I have quoted this passage before with approval, because it seems to aptly express the deus absconditus of the mystics, the thing seen through a glass darkly, the mysterium tremendum et fascinans, the numinous flame that burns in every atom, every flower, every grain of sand, every star. But after reading the new flurry of books on faith by scientists, I wonder if Kazantzakis is wrong, and that for primordial reasons “God” is precisely the wrong word for the “dread essence beyond logic,” at least at this point in our cultural evolution. The word is almost irretrievably burdened with personhood. Our Baal, our idol. A divine Person is not seen through a glass darkly but in a mirror brightly.

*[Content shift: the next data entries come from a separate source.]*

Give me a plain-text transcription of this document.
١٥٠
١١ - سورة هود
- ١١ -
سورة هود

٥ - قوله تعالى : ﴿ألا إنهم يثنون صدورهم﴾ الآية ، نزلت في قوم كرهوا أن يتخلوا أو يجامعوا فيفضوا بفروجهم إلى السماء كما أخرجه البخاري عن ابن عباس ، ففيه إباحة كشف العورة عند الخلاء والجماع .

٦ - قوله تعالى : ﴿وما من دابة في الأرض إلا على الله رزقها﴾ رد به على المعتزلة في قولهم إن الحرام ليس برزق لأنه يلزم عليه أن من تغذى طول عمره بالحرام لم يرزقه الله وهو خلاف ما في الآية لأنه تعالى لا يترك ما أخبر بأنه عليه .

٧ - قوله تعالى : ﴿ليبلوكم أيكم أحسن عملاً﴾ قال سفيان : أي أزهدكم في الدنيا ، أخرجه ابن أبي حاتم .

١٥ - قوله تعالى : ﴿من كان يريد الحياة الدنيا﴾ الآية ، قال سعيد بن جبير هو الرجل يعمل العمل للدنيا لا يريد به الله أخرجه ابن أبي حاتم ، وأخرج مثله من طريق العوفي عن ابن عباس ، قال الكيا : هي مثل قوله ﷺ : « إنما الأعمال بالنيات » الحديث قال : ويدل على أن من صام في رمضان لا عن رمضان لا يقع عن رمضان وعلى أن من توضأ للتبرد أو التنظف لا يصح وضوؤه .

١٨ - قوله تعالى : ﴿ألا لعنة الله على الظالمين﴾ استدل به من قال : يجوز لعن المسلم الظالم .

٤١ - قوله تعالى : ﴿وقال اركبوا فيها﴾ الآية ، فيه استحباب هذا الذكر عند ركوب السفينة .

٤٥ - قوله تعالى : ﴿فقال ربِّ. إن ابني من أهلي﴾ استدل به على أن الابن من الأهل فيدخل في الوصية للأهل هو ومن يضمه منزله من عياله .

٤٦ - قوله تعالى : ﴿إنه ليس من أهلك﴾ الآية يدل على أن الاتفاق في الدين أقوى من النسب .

Child psychologists, such as Jean Piaget, tell us that children instinctively give animate, personal characteristics to inanimate objects — draw a face on the Sun, for example. Anthropologists tell us that all prescientific people are animistic in their religious beliefs, investing every tree, brook, and celestial body with personhood. What could be more natural? What metaphor is more ready to hand than the thing we know best: our self. For all of its grandeur and refinement, the idea of a transcendent monotheistic personal deity who acts in the world is only the most recent manifestation of primitive animism.
So by all means toss out the baby — the personhood of God, offspring of human imagination. But for myself, I fiercely cling to the water of refreshment — to attend, honor and praise that which cannot be named, the thing I encounter in Schrödinger’s Equation, in the phoebe in her nest, in the songs of poets and mystics, beautiful and terrible, diminished by any spoken word but deserving of our undiminished attention, the abiding, intuited Ultimate X.
I will leave it to others more qualified than me to sort out the biological and cultural origins of religion. A sense of the sacred seems to be part of our biological heritage. I suspect that the Ultimate X will defy our comprehension for a while longer yet, maybe forever. In the meantime, in my most attentive moments, I hear Kazantzakis speak as if to me alone: “We are one. From the blind worm in the depths of the ocean to the endless arena of the Galaxy, only one person struggles and is imperiled: You. And within your small and earthen breast only one thing struggles and is imperiled: the Universe.”